Lorsqu’une société est au bénéfice d’un statut holding et qu’elle est ainsi exonérée de l’impôt sur le bénéfice aux niveaux cantonal et communal, les autorités fiscales suisses sont en droit de réduire en conséquence l’imputation forfaitaire d’impôt prévue par les Conventions en vue d’éviter les doubles impositions. La charge fiscale totale ne doit toutefois pas excéder celle qui aurait résulté d’une imposition ordinaire en Suisse.

Faits

Une société à responsabilité limitée est taxée de manière ordinaire pour l’impôt fédéral direct. Aux niveaux cantonal et communal, elle est exemptée de l’impôt sur le bénéfice en tant que société holding (art. 28 al. 2 LHID). La société réalise des revenus de licence dans des pays avec lesquels la Suisse a conclu des Conventions en vue d’éviter les doubles impositions (« CDI  »), notamment le Japon. Ces pays imposent à la source les revenus de licence réalisés sur leur territoire. Sur le fondement des CDI applicables, la société réclame des autorités fiscales du canton de Zurich une réduction forfaitaire de l’impôt en raison des impôts payés à l’étranger. Les autorités zurichoises accordent la réduction, mais en diminuant le montant de celle-ci de deux tiers au motif que la société est exonérée des impôts cantonaux et communaux. L’autorité cantonale de recours confirme cette décision.

La société forme un recours en matière de droit public au Tribunal fédéral. Celui-ci est appelé à déterminer si les CDI applicables autorisent la diminution de deux tiers du montant de l’imputation forfaitaire d’impôt, telle qu’entreprise par les autorités fiscales conformément à l’Ordonnance relative à l’imputation forfaitaire d’impôt (« OIFI  ») .

Droit

L’OIFI permet aux contribuables qui font l’objet d’une double imposition de demander une réduction forfaitaire de l’impôt suisse.
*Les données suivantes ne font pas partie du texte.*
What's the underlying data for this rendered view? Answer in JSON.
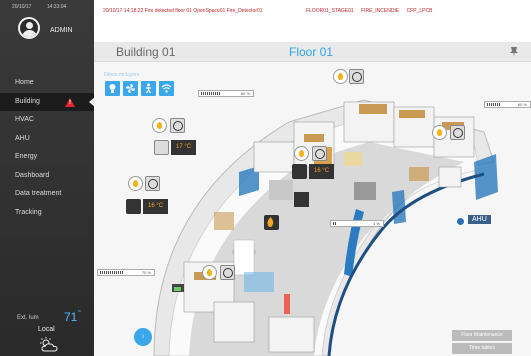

La charge résultant de cette réduction doit être répartie entre la Confédération, les cantons et les communes, au même titre que l’est la souveraineté fiscale. Dans ce cadre, sur délégation de compétence (art. 2 let. e de la Loi fédérale concernant l’exécution des conventions internationales conclues par la Confédération en vue d’éviter les doubles impositions), le Conseil fédéral a fixé la clé de répartition de manière forfaitaire, à savoir un tiers à la charge de la Confédération et deux tiers à la charge des cantons. Le Tribunal fédéral précise que si une entité publique renonce à imposer en Suisse un revenu déjà soumis à l’impôt étranger, les autres entités étatiques ne sont pas solidairement tenues envers le contribuable de compenser pour la part de cette entité. Ainsi la répartition ci-dessus affecte également le contribuable, car son droit à la réduction forfaitaire est réduit de deux tiers si son revenu imposable est soumis uniquement à l’impôt fédéral (art. 3 al. 2 en lien avec l’art. 12 al. 1 OIFI).

La recourante invoque une violation des CDI pertinentes, estimant que le système présenté ci-dessus ne permet pas à la Suisse de respecter ses obligations internationales au regard des conventions. Le Tribunal fédéral analyse ces dernières – en prenant à titre d’exemple celle conclue avec le Japon (« CDI CH-JP ») – et constate qu’elles prévoient toutes que la Suisse accorde une réduction aux personnes sises en Suisse tirant des revenus de licence d’un autre Etat partie. Il interprète la CDI CH-JP à la lumière de la Convention de Vienne sur le droit des traités (« CV  »), laquelle prévoit qu’il convient d’interpréter la convention de manière à en garantir l’effet utile (art. 31 al. 3 CV). Cette interprétation de la CDI CH-JP ne permet néanmoins pas d’établir clairement si la Suisse est autorisée à n’accorder l’imputation qu’au prorata en cas d’imposition uniquement au niveau fédéral, et d’exonération au niveau des impôts cantonaux et communaux. Ce qui est clair, en revanche, est que seul ce qui est effectivement prélevé à l’étranger peut être réduit en Suisse. Enfin, le Tribunal fédéral s’intéresse aux circonstances de la conclusion du traité, et constate que c’est précisément la structure fédérale de la Suisse qui se trouve à l’origine du système de la réduction forfaitaire d’impôt. Le Japon a d’ailleurs été informé du fonctionnement fédéral de la Suisse et des particularités fiscales qui en découlent, la CDI CH-JP les exposant clairement. Dans ces circonstances, la CDI CH-JP ne peut interdire à la Suisse de réduire l’imputation forfaitaire lorsque deux des trois collectivités publiques compétentes ne prélèvent aucun impôt sur les revenus concernés.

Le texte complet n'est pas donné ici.